From early 1944 he showed a marked talent for inflicting accurate destruction with ground-attack sorties. He flew against the rocket sites which were launching V1 and V2 rockets at English cities, as well as carrying out reconnaissance and escort duties. He also excelled at missions, both before and after D-Day, aimed at disrupting German communications by targeting enemy locomotives, convoys and vehicles, including tanks. He flew three missions on D-Day itself. Later he would take part in the "Bridge Too Far" manoeuvre aimed at driving through the Netherlands.
It was a month after D-Day that Rommel, known as the Desert Fox, had the misfortune to appear in the Flying Fox's gunsights. The German general, who had made his reputation with the Afrika Korps, was attempting to drive the Allies back to the Channel.
The incident took place near the French city of Caen after Rommel had visited some of his troops. Brushing aside suggestions from another officer that he might be less conspicuous if he avoided main roads and used a jeep, he travelled in his large open staff car instead. Fox's squadron, meanwhile, left their Normandy airfield on the hunt for targets of opportunity, which he defined as "anything that was moving". Fox recalled: "I saw this staff car coming along between a line of trees on a main road. I did a diving, curving attack down and I probably started firing at about 300 yards.
"I timed the shots so that I was able to fire and get him as the car came through a small opening in the trees. I got him on that pass. We were moving pretty fast, but I knew I got him. I saw hits on the car and I saw it start to curve and go off the road."
Rommel, who was sitting in the front of the vehicle, suffered serious head injuries. Within months he had died – not from his injuries but by his own hand, as he fell under suspicion of involvement in an assassination attempt on Hitler.
A number of other pilots claimed they had hit Rommel's car, but it was more than half a century later that Fox's name was publicly mentioned, after research identified him as the most likely candidate. He said after the revelation: "It's something that I never wanted to make a fuss about. Throughout the years others have claimed it, but I never wanted to make anything out of it and I do feel a little bit uncomfortable.
"There are so many what-ifs. What if I hadn't been airborne at the time? What if I hadn't shot him up?
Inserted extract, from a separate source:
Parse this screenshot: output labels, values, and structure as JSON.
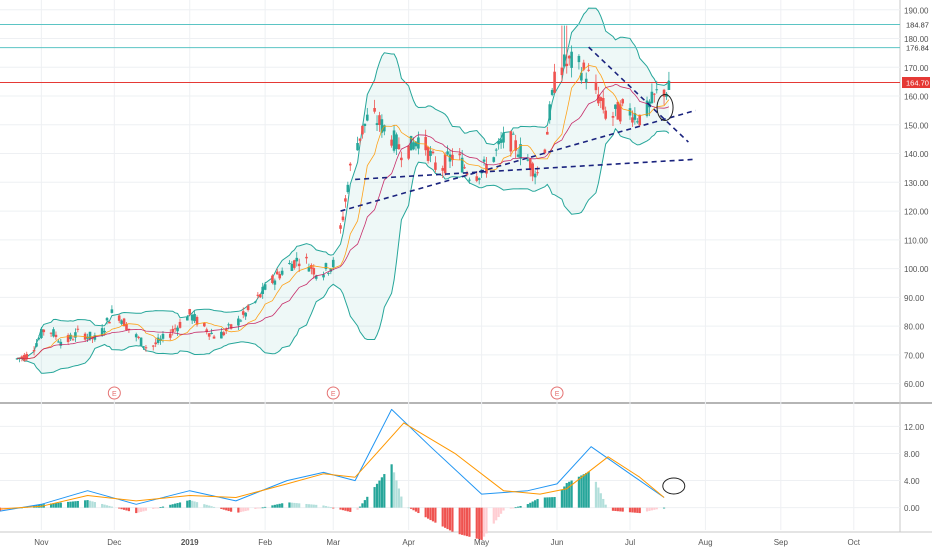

Would that have changed the war? Or would it have lengthened it?"
After the war, Fox went into the shoe business in Ontario, working with the firm Tender Tootsies Ltd until his retirement in 1998. He maintained a keen interest in flying, but for many years he did not speak of his wartime experiences. Many factors may have contributed to this. He was shaken, for example, when the mother of Andy Howden, a childhood friend who had been killed in the war, approached him and asked, "Why my Andy, and not you?" Fox's son, Jim, said that the question haunted him, so much so that when he died he was writing a book entitled "Why Not Me?"
For the last decade and a half of his life he threw himself into giving talks at schools, colleges and other venues, explaining what he and other Canadian veterans did during the war. His family said that describing his experiences gave him a new purpose in life.
"Talking about what he had been through seemed to form an answer in his own mind," said Jim Fox. "Maybe the reason he did survive was to share the stories, share the experiences and let other Canadians know what role our veterans had played in past wars."
He was wearing his uniform when he died, killed in a car crash just after addressing a meeting of an aircraft association. Following his funeral service, a fly-past of military planes included a Spitfire.
David McKittrick
Charley Fox, fighter pilot: born Guelph, Ontario 16 February 1920; married 1942 Helen Jean Doughty (one son, two daughters); died Tillsonburg, Ontario 18 October 2008.